Nutella witamy serdecznie, oczywiście że możesz się przyłączyć... Jesli pojawia się jakiekolwiek pytania to śmiało, bo wszystko własciwie dopiero przed Tobą, a my troszkę dłużej już się tutaj informujemy wzajemnie, nie bez przyjemności zresztą :):-)

Ewuś trzymaj się dzielnie i koniecznie zmień lekarza, to nie do pomyślenia, żeby tak traktować ciężarną , wzywać, odsyłać, denerwować i to mamę bliźniąt jestem generalnie oburzona, powinnaś się nawet na nią poskarżyć, bo na pewno ma swojego szefa(skoro jest w szpitalu). Trzymam kciuki żeby było lepiej i odpocznij...

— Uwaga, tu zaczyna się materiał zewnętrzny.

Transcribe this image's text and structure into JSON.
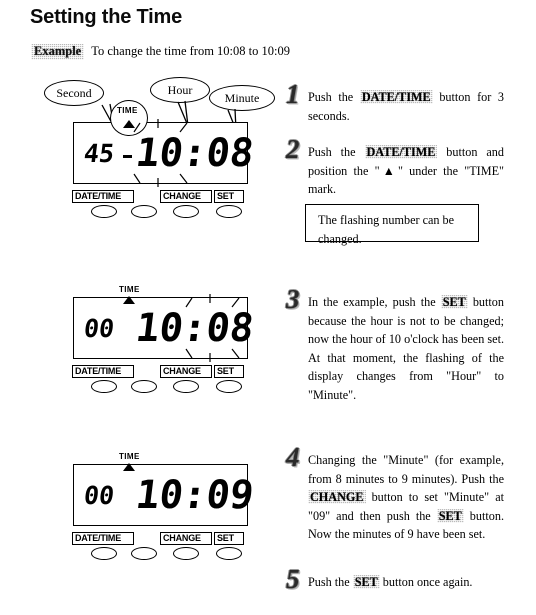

Widzę, że zrobiłam zamieszanie z tym tematem uprzejmości kolejkowych... Miło że się zainteresowałyście, choć z tego co piszecie w większości przypadków, nie mamy przywilejów... No nic ja liczę jednak w przyszłości chociaż nieco na ludzką, zwyczajną uprzejmość i zainteresowanie, samej mi brakuje siły przebicia i domagania się swoich praw, ale jak jestem z moim mężem to on interweniuje zawsze...
Pozdrawiam i idę dalej robić kapustę( będą pierogi albo łazanki, jeszcze nie wiem ) hehe
 
reklama
madzia842 szczerze jeśli będziesz miała cesarkę to nie licz na poród rodzinny bynajmniej u mnie c.c jest traktowane jak normalna operacja i w życiu nie ma mowy choćbyś zapłaciła milion dolarów,żeby ktoś oprócz lekarzy,obslugi medycznej był na sali

ja będę rodzic w poznaniu i u nich bycie bliskiej osoby przy cesarce to chleb powszedni, dowiadywałam się. Jeśli tylko cesarka będzie w znieczuleniu innym niz ogólne i będzie z góry palnowana to wystarczy zapłącić 150 zł i mąż może uszestniczyć. Co innego jak zaczynasz rodzić normalnie i coś się dzieje, wtedy robią cc zeby ratowac życie to wtedy nie ma mowy o takim rozwiązaniu.